If more blockbusters were in contention for Best Picture, it would not be a stretch to imagine a 10 to 20 percent increase in ratings. That would equate to millions of dollars for ABC and the Academy of Motion Picture Arts and Sciences which charges ABC for the rights to broadcast the event.
So here we are again. The Best Picture category had only one bonafide blockbuster, the film Gravity with $270 million domestic gross. But the win went to 12 Years a Slave, a film that made only $50 million domestically. Ironically, Gravity won seven Oscars, one apiece for best directing, cinematography, film editing, original score, sound editing, sound mixing and visual effects. 12 Years a Slave won only for adapted screenplay and actress in a supporting role, yet somehow that allowed it to win Best Picture, overcoming the more widespread excellence that Gravity achieved. Go figure.
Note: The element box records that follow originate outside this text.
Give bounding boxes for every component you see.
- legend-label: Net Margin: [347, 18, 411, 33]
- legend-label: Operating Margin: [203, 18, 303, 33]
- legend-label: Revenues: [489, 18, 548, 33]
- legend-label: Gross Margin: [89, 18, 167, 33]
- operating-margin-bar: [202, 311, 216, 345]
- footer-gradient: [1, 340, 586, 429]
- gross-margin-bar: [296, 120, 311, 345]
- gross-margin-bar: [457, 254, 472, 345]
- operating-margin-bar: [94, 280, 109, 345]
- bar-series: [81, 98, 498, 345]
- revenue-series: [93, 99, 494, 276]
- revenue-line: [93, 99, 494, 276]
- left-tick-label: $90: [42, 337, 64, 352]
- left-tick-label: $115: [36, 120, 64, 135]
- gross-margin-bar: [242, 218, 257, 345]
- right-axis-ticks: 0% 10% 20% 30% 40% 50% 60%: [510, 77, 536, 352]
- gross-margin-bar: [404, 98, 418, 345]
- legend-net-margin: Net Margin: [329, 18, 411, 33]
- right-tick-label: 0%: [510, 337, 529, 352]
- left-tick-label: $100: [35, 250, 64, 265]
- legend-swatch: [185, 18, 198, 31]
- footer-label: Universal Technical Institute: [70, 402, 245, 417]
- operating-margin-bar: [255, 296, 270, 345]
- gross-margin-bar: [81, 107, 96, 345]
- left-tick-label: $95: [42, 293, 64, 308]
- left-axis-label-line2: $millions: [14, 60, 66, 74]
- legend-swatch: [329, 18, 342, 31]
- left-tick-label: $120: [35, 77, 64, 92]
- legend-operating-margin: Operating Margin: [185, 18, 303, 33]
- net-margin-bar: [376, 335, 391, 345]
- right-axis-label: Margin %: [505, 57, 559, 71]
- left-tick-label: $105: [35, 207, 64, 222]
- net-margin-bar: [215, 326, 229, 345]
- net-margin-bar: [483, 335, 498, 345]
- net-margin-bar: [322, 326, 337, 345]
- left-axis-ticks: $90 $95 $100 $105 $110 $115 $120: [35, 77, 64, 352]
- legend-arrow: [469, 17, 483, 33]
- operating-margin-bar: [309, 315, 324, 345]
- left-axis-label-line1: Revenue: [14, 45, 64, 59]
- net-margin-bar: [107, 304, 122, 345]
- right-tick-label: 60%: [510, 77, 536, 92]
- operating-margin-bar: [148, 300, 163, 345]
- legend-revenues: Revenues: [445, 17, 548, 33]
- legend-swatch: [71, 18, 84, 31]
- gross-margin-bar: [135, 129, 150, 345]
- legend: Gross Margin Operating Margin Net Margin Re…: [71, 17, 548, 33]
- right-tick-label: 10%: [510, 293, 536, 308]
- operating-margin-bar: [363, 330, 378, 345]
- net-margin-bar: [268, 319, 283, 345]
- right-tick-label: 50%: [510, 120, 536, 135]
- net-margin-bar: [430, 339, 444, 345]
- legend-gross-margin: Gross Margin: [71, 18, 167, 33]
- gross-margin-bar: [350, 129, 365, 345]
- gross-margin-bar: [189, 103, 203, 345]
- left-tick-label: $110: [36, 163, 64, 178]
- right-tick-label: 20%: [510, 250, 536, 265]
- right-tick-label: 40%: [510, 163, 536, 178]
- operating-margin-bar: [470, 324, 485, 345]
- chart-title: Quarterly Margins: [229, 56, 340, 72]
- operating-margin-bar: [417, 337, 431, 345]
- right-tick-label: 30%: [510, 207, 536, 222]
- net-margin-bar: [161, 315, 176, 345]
So many small films have won in recent years, that those who loved Gravity were not apt to tune in, nor did millions of others whose favorite films were not even nominated for Best Picture. If the number one blockbuster of the year, Hunger Games: Catching Fire, had been nominated for Best Picture, more teen girls would undoubtedly have watched. A Best Picture nomination for Frozen would likely have brought in more families with smaller children. Blockbuster films like Iron Man 3 and The Hobbit: The Desolation of Smaug would have brought in more young males.
The Academy does its best to increase ratings for the show, most notably by creating hype around the nominations, the show's director, the host (I loved Ellen), and the entertainment. These are all factors in the ratings. But they can only help so much. Those efforts do not address one of the most important root issues; that the mass popularity of the films favored to win Best Picture often generates mass viewership of the telecast. The Academy did expand the number of Best Picture nominations several years ago in hopes of getting more blockbusters nominated, but that has not really worked out. Most members still vote for smaller films with less mass appeal, and most of those smaller films are often favored to win, which diminishes interest in the telecast.
This could be averted if the Academy used a little more critical thinking as I outlined in an earlier blog. That is to create a new voter category to the Oscars called Best Blockbuster. The category would be comprised of the top 10 films as measured by worldwide box office receipts. The Academy voters can select their favorite from within that list, thus insuring that they consider blockbusters that they might have otherwise overlooked. Importantly, creating sufficient promotional hype around a new Best Blockbuster category would hopefully expand audience size by enticing more age and gender segments, raise ABC's revenue, bring in more money to the Academy, and most importantly, be a lot more fun for millions of viewers.